A Assembleia Legislativa da Paraíba avançou na terça-feira (5) ao aprovar um projeto indicativo proposto pelo deputado estadual Eduardo Carneiro (Solidariedade), que busca isentar veículos elétricos do pagamento do Imposto sobre a Propriedade de Veículos Automotores (IPVA) no estado. A iniciativa, voltada especificamente para carros 100% elétricos, representa um passo importante na promoção da adoção desses veículos.

O objetivo do projeto vai além de incentivar o uso de carros elétricos, conhecidos por sua baixa emissão de poluentes. Eduardo Carneiro destaca que a intenção é impulsionar o setor, gerando empregos e contribuindo para a preservação ambiental. Ele ressalta a importância dos veículos não poluentes, já uma realidade, e destaca os benefícios de fortalecer esse setor.

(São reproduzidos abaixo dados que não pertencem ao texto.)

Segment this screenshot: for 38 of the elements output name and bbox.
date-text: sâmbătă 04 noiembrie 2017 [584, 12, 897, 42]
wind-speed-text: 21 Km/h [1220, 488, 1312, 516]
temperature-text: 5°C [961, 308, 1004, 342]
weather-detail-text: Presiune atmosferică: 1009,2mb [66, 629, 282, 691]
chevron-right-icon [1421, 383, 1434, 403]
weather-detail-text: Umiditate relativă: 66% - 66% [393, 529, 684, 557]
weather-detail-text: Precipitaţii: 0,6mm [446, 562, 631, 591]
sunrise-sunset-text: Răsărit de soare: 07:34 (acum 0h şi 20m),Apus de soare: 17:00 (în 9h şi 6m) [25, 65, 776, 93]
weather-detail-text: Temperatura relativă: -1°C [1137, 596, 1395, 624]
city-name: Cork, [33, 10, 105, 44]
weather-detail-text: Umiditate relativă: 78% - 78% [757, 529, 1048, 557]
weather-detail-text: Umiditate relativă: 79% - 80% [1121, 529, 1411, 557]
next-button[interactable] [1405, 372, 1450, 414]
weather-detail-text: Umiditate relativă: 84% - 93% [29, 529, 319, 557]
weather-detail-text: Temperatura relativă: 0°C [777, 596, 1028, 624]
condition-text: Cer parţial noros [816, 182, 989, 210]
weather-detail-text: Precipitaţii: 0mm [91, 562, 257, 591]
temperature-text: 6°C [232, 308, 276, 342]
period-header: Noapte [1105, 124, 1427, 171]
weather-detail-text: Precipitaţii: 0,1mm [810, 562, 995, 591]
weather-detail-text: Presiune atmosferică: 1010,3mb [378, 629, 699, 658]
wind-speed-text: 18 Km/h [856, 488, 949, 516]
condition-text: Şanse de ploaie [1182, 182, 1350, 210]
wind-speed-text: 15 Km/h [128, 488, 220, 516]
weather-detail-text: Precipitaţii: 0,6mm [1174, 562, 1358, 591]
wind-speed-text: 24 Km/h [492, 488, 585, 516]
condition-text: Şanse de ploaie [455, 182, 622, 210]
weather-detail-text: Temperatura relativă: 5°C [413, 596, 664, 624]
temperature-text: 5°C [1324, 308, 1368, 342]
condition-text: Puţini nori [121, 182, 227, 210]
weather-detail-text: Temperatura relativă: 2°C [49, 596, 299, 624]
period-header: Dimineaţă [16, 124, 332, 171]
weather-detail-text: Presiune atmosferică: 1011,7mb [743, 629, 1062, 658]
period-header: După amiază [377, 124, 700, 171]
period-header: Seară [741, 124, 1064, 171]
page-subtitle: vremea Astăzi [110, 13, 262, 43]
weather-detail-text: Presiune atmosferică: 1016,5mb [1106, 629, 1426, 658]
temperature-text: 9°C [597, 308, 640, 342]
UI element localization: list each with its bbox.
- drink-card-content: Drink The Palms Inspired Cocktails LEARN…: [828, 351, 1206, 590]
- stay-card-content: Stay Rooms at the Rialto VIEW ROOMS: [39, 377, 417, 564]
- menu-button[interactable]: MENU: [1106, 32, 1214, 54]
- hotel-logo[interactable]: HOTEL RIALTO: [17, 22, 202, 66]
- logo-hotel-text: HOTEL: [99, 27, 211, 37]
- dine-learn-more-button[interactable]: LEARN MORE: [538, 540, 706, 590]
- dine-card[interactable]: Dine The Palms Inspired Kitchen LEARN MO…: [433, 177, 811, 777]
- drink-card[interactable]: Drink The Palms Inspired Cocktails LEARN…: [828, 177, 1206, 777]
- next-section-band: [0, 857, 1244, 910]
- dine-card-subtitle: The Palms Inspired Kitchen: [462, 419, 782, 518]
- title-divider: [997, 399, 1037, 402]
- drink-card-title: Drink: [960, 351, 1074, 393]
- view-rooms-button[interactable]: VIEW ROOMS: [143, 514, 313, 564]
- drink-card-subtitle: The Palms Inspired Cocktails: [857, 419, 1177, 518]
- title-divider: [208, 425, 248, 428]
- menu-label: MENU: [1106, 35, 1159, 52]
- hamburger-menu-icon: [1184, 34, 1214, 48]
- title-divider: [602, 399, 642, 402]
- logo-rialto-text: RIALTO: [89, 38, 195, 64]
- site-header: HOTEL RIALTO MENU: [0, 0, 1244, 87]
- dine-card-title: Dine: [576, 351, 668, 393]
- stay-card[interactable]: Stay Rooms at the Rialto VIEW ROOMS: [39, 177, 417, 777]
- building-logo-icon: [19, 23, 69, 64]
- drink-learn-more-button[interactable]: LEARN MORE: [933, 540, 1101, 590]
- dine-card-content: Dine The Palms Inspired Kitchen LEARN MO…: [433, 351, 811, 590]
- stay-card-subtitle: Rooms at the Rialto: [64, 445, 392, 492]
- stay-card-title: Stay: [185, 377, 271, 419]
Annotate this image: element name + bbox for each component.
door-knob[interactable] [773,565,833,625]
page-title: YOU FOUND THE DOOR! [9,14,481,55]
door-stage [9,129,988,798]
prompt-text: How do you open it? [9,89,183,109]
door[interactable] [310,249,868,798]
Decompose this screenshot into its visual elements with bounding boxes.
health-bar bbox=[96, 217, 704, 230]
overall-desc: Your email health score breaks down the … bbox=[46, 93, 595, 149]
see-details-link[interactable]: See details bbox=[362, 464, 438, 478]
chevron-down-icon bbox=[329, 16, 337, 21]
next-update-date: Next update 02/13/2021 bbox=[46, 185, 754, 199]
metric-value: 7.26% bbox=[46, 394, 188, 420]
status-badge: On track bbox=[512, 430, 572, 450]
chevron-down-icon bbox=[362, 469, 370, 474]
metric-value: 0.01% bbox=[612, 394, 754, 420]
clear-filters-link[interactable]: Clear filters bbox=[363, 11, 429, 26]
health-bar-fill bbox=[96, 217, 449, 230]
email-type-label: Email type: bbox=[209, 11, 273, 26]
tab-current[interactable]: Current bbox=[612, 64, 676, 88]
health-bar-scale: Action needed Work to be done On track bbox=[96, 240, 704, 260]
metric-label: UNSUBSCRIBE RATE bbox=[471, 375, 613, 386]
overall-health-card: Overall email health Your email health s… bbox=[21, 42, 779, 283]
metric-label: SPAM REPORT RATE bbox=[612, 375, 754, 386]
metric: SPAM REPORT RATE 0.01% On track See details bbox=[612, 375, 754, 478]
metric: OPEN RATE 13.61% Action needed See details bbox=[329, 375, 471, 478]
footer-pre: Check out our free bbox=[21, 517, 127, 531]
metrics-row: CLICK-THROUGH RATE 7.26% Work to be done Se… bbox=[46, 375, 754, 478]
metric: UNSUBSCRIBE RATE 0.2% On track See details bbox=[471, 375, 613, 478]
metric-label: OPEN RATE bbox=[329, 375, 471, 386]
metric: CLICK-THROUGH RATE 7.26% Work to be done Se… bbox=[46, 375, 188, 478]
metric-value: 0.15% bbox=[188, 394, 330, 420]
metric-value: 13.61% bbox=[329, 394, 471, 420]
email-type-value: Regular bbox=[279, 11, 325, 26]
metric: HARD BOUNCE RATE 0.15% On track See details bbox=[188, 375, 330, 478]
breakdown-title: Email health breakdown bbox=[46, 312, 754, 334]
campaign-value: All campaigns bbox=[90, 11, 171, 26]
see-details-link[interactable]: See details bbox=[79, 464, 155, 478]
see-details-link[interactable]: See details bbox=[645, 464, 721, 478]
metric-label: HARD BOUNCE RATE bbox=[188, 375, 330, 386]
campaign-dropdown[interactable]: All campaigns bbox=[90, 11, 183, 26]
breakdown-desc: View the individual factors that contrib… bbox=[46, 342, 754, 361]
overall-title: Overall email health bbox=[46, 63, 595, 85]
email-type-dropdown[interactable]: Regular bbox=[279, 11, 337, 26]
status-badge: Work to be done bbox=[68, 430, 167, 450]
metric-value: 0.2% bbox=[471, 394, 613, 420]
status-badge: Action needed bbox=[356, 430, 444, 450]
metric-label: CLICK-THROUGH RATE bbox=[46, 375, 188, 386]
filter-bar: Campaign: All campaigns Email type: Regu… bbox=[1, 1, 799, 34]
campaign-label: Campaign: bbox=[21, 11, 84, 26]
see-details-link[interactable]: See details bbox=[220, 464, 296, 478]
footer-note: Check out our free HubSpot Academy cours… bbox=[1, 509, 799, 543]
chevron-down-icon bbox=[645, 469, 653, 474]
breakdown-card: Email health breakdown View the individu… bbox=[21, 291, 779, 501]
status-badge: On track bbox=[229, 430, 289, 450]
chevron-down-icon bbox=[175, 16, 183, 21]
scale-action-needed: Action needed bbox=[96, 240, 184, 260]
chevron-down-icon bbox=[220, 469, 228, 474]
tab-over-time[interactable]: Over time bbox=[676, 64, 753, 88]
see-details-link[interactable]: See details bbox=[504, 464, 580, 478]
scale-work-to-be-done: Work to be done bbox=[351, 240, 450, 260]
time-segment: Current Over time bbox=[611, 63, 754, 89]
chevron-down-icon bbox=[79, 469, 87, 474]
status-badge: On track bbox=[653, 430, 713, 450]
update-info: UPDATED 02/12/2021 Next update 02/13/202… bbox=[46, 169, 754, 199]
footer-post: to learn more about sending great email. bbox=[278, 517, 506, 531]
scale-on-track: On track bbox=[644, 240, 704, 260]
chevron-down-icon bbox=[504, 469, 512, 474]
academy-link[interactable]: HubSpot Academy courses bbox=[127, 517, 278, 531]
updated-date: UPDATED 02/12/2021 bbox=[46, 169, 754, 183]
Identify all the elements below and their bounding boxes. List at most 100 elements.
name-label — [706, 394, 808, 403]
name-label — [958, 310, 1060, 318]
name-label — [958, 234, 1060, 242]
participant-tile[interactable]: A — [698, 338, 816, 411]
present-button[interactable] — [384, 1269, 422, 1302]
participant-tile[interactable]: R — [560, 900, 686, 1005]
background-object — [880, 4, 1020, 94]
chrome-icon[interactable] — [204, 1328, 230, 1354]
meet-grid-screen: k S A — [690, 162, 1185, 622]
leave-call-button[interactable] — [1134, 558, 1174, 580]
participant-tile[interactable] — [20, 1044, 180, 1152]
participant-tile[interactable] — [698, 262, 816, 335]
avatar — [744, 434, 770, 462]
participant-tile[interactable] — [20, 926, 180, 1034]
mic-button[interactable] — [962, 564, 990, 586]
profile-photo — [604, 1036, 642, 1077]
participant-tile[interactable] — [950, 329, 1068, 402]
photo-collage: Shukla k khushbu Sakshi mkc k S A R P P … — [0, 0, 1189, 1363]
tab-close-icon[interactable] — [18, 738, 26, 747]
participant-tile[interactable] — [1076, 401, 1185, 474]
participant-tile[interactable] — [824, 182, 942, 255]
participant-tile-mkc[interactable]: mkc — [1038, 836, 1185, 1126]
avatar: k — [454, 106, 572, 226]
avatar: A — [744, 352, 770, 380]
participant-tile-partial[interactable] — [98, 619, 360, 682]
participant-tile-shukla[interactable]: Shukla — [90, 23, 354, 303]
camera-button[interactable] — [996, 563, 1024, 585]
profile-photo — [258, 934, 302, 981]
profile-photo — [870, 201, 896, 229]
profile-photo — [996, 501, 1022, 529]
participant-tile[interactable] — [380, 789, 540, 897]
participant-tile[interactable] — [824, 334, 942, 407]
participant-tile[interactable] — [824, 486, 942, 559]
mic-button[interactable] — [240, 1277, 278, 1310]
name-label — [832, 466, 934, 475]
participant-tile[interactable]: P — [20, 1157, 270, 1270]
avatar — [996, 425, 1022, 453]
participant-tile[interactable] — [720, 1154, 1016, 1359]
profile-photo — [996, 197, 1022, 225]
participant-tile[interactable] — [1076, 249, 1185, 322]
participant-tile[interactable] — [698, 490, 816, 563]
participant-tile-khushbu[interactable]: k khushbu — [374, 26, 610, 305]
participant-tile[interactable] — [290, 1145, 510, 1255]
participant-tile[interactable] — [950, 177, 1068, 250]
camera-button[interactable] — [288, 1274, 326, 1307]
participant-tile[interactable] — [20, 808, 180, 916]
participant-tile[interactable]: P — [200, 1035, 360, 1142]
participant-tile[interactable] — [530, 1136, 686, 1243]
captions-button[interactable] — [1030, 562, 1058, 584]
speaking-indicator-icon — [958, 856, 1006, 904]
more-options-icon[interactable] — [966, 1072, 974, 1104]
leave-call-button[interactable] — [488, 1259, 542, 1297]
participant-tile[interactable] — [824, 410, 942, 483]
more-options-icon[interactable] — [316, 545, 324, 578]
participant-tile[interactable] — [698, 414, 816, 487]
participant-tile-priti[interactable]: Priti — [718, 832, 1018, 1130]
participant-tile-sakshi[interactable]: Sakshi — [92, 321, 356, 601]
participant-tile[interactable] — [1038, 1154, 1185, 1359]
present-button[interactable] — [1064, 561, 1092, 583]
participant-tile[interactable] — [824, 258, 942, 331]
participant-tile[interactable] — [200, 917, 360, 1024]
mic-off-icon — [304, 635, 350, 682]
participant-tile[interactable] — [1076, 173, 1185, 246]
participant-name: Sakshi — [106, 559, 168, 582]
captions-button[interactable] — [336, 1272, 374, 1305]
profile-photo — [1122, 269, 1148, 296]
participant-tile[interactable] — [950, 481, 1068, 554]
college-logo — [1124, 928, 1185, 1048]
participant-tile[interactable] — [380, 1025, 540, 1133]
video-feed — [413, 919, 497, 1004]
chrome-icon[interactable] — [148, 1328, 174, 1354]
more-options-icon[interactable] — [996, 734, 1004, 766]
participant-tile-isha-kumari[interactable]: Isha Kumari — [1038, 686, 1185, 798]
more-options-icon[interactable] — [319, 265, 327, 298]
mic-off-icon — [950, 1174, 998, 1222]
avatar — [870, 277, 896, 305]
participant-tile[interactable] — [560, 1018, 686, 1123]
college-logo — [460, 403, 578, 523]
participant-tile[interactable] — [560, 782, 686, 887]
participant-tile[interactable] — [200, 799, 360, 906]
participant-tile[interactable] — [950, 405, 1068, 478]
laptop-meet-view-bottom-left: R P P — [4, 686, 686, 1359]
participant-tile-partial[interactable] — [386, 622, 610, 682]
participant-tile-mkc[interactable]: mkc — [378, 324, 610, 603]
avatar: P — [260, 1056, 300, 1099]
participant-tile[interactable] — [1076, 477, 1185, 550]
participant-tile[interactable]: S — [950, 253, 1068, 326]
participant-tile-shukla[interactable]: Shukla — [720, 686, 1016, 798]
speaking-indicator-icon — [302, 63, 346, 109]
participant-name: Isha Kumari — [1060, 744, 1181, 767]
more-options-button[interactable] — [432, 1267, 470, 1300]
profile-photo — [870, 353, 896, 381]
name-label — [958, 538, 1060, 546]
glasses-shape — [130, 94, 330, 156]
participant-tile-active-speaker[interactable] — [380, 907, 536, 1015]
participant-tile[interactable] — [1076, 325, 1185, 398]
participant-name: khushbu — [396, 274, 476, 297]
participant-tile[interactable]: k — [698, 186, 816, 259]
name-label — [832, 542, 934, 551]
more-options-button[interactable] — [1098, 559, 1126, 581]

Apesar da aprovação na Assembleia, o projeto ainda aguarda a análise e decisão do governador João Azevêdo (PSB). Sua possível sanção pode ser um estímulo significativo para a adoção de veículos elétricos na Paraíba, promovendo uma mobilidade mais sustentável e impulsionando o crescimento do mercado local.

Tudo lindo, mas…

Entretanto, a questão da real inofensividade ambiental dos carros elétricos é debatida. O professor Fernando de Lima Caneppele, especialista em eficiência energética da USP, destaca que considerar apenas o uso e a fonte renovável de energia não é uma análise correta. Ele aponta que a produção da energia, mesmo majoritariamente de fontes renováveis, tem impactos negativos na fabricação dos equipamentos e no descarte. Empresas buscam avançar na tecnologia dos carros elétricos para minimizar esses impactos, especialmente em relação às baterias.

Cadê o nosso etanol?

Caneppele destaca a tecnologia brasileira do carro a álcool como uma alternativa para reduzir a emissão de gases do efeito estufa. Desenvolvida há mais de 40 anos e frequentemente atualizada, essa tecnologia utiliza etanol como aditivo à gasolina em cerca de 70 países, sendo uma forma sustentável de controlar as emissões. O Brasil, segundo maior produtor mundial de etanol, produzido da cana-de-açúcar, desempenha um papel significativo nesse cenário, ficando atrás apenas dos Estados Unidos, que produz etanol do milho.